The question whether natural gas as a climate solution may finally be laid to rest.
A brand new, comprehensive study of methane leaks published in the journal Science, has concluded that “natural gas could warm the planet as much as coal in the short term.”
Findings of the 24-author study found that if a coal-fired plant is replaced with a gas-fire plant there is no net climate benefit for at least two decades.
The study also shows that methane emissions from U.S. oil and gas operations are actually 60 percent higher than previous estimates from the federal government.
Leader researcher Anthony Marchese, a professor of mechanical engineering at Coloroa State University, lead a team that spent months on the road for the study, visiting over 100 oil and gas sites in 13 states. During their travels Marchese and his team observed an “abnormal operating state”, such as a natural gas spewing from one of the condensate tanks, at 20 percent of the facilities they visited.
Natural gas, which has been considered to be “cleaner” than coal, is mostly methane, a dangerous greenhouse gas, and traps 86 times as much heat as CO2 over a 20-year period. Recent studies have shown that even a very small leakage rate of methane from the natural gas supply chain can have a very large climate impact.
The Environmental Defense Fund took Marchese’s data and, combined with data from more than 100 other independent researchers, found that the methane leak rate is around 2.3 percent of total yearly U.S. gas production – enough to power 10 million homes for an entire year.

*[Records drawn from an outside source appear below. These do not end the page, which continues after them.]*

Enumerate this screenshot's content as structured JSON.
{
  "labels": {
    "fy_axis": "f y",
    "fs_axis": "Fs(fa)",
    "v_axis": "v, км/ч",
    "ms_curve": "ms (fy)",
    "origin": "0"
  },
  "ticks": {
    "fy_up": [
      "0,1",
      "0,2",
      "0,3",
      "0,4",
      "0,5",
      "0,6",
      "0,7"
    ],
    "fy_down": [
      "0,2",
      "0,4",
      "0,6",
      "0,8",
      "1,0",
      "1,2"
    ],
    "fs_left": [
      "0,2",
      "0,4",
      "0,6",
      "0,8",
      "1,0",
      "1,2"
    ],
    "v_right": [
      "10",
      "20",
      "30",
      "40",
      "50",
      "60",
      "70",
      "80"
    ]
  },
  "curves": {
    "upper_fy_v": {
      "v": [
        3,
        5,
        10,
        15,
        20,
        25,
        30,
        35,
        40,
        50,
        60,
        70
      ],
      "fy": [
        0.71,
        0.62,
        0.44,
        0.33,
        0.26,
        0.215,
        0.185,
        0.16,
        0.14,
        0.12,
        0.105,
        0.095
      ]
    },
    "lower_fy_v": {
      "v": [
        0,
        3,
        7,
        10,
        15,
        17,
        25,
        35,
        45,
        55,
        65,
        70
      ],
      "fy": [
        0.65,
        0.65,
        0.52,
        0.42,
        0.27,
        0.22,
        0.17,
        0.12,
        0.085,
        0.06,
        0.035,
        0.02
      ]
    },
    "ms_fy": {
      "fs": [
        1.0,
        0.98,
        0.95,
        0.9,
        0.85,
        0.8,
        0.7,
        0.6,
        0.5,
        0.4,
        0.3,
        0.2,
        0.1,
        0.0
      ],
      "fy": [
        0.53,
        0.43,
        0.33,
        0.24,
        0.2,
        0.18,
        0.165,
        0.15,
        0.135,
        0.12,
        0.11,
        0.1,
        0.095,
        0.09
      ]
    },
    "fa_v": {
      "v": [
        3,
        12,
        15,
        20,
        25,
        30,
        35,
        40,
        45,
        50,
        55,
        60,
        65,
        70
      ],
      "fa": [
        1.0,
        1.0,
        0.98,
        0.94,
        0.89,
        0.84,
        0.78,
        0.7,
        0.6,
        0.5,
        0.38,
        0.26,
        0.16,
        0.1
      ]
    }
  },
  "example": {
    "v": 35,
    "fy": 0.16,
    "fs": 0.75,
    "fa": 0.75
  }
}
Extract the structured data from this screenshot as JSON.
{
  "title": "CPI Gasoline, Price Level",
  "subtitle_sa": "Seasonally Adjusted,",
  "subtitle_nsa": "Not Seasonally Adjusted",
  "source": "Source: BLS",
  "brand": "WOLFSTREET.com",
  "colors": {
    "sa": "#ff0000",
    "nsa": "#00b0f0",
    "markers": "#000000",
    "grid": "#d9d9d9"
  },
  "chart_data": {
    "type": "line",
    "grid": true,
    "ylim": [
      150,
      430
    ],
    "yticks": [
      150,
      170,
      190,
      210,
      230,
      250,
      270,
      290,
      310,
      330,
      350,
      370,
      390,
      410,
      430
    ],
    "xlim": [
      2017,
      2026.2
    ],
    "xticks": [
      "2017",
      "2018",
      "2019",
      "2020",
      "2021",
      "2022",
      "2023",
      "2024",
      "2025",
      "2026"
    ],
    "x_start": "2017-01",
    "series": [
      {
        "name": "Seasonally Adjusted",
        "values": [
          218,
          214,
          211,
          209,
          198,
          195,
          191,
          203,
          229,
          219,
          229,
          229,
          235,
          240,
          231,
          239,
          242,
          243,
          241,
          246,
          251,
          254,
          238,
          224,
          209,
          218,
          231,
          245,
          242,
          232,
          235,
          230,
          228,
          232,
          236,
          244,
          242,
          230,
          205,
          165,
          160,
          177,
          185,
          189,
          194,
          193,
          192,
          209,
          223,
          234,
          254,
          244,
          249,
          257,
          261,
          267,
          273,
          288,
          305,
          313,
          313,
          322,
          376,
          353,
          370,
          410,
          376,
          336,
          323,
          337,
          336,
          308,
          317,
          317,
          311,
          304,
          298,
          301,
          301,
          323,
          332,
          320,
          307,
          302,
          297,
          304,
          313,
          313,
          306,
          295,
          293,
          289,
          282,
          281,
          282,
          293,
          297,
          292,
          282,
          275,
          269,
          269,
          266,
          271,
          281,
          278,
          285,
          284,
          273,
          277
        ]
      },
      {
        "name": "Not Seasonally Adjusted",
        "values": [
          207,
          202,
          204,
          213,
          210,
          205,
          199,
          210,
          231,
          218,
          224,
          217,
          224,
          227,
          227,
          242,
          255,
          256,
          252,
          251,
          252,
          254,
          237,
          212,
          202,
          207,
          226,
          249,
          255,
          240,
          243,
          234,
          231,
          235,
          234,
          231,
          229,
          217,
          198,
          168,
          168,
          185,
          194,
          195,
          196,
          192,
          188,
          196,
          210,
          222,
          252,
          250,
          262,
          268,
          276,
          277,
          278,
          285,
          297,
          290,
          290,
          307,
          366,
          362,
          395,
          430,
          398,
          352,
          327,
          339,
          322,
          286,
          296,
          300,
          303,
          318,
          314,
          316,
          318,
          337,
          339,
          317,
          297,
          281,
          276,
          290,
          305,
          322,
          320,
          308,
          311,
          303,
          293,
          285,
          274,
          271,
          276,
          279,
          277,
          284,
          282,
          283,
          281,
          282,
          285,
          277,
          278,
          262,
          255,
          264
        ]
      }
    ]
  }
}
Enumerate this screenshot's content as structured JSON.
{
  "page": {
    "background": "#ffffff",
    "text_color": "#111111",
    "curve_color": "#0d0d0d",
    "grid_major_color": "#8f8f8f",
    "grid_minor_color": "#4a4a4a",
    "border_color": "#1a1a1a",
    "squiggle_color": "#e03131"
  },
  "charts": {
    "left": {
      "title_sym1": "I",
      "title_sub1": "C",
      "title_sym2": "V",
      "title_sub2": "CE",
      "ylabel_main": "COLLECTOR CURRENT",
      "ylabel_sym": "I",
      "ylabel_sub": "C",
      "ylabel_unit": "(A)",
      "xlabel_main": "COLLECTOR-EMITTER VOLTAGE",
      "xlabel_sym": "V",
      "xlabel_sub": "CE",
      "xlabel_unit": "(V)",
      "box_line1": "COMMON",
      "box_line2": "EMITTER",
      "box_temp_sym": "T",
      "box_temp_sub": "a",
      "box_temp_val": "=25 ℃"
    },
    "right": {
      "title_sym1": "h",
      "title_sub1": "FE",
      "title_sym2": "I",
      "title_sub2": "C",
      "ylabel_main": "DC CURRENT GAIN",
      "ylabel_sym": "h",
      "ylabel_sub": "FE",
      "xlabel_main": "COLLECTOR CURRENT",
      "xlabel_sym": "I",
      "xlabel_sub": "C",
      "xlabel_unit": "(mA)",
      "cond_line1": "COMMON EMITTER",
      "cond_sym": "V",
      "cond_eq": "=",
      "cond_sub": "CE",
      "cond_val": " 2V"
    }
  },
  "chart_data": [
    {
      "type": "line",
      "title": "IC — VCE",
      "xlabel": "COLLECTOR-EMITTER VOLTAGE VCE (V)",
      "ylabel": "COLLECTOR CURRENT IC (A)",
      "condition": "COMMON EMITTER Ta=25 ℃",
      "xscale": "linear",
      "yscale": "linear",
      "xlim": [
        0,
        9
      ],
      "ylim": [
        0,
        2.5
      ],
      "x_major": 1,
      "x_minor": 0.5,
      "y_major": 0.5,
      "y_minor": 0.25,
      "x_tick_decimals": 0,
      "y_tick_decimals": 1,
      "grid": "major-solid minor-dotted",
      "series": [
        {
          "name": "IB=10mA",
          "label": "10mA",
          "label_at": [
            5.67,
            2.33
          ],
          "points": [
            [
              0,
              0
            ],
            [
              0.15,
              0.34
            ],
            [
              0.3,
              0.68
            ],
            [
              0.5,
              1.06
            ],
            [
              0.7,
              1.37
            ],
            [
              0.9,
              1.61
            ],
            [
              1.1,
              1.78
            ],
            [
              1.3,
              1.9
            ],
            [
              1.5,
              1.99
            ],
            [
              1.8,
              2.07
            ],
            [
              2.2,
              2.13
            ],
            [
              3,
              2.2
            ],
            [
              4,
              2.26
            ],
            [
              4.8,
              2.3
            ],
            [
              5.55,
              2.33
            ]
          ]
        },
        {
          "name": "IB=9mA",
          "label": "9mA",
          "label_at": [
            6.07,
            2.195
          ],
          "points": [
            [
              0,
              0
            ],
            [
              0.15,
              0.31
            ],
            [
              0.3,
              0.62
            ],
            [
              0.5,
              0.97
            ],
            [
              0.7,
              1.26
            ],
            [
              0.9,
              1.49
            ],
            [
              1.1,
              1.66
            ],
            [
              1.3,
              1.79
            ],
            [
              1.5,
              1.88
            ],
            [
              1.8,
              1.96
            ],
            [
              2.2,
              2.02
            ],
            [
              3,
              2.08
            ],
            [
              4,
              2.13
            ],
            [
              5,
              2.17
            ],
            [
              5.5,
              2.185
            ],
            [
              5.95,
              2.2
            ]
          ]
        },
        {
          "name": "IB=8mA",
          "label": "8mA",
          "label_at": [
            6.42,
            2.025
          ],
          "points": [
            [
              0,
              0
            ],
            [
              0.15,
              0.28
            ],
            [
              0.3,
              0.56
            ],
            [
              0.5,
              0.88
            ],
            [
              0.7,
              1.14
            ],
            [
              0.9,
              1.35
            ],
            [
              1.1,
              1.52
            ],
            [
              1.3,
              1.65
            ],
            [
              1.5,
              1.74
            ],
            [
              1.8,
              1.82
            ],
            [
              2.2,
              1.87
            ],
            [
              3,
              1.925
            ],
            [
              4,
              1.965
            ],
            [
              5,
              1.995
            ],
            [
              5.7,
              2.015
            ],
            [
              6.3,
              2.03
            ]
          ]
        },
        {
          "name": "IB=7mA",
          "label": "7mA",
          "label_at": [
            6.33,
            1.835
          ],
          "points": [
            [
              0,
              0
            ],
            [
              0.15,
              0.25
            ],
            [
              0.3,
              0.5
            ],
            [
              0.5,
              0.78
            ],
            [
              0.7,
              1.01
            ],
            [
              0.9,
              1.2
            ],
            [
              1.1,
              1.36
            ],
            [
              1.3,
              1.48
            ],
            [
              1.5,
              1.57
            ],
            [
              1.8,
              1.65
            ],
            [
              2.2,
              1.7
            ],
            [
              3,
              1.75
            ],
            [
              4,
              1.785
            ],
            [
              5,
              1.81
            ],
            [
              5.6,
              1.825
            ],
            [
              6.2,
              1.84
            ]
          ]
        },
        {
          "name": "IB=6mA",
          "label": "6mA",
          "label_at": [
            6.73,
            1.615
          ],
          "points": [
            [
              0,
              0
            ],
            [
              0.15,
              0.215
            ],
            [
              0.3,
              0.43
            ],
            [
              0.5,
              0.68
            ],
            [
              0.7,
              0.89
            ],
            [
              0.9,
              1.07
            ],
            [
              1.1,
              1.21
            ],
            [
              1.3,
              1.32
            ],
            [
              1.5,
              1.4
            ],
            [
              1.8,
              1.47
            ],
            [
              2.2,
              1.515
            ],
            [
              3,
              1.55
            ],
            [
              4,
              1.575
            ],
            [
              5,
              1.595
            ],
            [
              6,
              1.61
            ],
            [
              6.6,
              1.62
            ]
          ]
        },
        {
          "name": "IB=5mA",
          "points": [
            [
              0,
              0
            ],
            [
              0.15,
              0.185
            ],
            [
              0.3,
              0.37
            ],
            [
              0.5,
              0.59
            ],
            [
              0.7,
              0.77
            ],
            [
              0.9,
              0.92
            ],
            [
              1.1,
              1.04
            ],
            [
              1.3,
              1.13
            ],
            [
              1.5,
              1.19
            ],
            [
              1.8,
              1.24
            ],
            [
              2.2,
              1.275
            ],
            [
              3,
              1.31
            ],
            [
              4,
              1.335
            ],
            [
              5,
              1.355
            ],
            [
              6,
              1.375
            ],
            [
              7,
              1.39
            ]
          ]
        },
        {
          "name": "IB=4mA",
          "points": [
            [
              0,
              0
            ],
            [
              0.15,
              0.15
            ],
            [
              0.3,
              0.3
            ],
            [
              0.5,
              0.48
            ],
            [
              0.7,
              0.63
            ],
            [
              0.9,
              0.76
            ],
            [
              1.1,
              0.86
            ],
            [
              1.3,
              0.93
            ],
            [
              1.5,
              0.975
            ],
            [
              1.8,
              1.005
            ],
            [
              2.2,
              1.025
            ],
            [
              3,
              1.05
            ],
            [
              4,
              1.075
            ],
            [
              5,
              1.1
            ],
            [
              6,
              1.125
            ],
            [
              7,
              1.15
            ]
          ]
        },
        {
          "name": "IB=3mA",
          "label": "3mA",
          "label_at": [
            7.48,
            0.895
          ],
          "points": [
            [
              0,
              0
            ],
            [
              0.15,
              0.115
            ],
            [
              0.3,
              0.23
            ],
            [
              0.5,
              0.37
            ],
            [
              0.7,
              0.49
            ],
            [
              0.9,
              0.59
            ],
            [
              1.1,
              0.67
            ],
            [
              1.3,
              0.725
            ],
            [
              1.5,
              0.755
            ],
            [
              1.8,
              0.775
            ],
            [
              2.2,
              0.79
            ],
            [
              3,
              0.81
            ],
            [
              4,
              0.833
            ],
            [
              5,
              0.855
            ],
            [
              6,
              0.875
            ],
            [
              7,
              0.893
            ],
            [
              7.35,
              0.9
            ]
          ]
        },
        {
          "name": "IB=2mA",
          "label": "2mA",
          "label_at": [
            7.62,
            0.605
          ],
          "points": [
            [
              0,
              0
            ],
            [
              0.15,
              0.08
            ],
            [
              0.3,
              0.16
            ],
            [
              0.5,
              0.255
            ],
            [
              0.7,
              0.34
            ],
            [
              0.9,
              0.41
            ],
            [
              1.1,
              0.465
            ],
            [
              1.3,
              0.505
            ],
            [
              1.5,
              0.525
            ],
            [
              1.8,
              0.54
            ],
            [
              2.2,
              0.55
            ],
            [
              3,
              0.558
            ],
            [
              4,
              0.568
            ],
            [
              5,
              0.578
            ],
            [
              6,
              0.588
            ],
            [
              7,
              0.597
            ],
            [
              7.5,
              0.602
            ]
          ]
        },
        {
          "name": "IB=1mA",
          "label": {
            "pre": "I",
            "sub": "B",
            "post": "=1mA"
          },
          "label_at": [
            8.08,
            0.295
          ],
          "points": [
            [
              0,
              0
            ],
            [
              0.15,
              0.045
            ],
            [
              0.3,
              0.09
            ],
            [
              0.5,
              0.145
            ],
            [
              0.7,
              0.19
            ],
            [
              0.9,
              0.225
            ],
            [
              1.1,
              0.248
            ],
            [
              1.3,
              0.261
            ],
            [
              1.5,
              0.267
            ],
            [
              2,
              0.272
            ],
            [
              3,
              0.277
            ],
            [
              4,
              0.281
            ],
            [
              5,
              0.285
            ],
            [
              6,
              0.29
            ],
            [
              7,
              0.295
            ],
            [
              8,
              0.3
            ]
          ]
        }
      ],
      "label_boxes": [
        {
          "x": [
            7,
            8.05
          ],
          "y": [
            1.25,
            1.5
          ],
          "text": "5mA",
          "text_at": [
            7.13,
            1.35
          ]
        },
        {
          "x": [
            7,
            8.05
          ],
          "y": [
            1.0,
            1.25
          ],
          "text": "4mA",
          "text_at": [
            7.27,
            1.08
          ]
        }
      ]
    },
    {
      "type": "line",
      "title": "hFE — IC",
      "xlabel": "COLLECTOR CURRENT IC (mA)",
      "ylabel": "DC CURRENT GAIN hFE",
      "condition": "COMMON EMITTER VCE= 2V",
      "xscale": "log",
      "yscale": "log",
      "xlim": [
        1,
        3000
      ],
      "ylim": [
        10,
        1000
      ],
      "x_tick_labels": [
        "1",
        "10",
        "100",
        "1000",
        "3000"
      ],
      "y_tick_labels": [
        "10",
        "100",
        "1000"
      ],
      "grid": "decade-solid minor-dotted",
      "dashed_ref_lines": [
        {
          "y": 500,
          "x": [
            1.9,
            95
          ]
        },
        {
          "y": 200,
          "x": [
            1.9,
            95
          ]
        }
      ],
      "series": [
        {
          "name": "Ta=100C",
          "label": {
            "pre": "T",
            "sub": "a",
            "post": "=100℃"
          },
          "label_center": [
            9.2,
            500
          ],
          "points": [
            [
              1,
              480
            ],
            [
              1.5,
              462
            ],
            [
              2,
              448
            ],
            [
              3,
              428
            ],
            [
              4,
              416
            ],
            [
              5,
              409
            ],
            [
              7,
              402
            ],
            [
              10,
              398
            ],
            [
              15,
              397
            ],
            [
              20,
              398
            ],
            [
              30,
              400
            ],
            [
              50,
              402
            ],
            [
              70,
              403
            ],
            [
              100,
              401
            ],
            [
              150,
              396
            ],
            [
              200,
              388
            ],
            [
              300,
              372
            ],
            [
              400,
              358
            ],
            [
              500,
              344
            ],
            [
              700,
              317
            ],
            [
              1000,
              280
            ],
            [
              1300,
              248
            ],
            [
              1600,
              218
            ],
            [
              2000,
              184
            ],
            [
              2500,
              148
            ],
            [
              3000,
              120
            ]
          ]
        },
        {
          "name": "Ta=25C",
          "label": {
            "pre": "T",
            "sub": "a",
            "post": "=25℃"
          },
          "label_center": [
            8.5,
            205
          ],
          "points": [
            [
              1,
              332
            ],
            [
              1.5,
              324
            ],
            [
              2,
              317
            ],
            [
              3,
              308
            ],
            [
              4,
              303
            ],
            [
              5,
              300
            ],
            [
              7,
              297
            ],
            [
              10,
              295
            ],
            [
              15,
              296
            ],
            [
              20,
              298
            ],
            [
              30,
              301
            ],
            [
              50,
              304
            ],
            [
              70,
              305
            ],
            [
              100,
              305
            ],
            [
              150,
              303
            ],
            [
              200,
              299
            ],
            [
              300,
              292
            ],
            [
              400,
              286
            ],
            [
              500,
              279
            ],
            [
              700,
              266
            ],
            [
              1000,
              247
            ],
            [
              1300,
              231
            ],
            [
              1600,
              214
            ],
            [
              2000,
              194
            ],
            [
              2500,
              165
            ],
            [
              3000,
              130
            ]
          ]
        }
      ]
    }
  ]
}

As ThinkProgress pointed out, many studies have found that leakage rates are not small at all, especially as fracking becomes more popular. A study released in November found that methane emissions escaping just from the state of New Mexico are “equivalent to the climate impact of approximately 12 coal-fired power plants.”
Another study on methane emissions found that “produce radiative forcing over a 20-year time horizon comparable to the CO2 from natural gas combustion,” meaning that natural gas plants and coal plants produce relatively the same impact on total warming over a 20 year period.
So not only does fracking harm kids’ brains, cause earthquakes, and poison water supplies, it also helps contribute to overall global warming.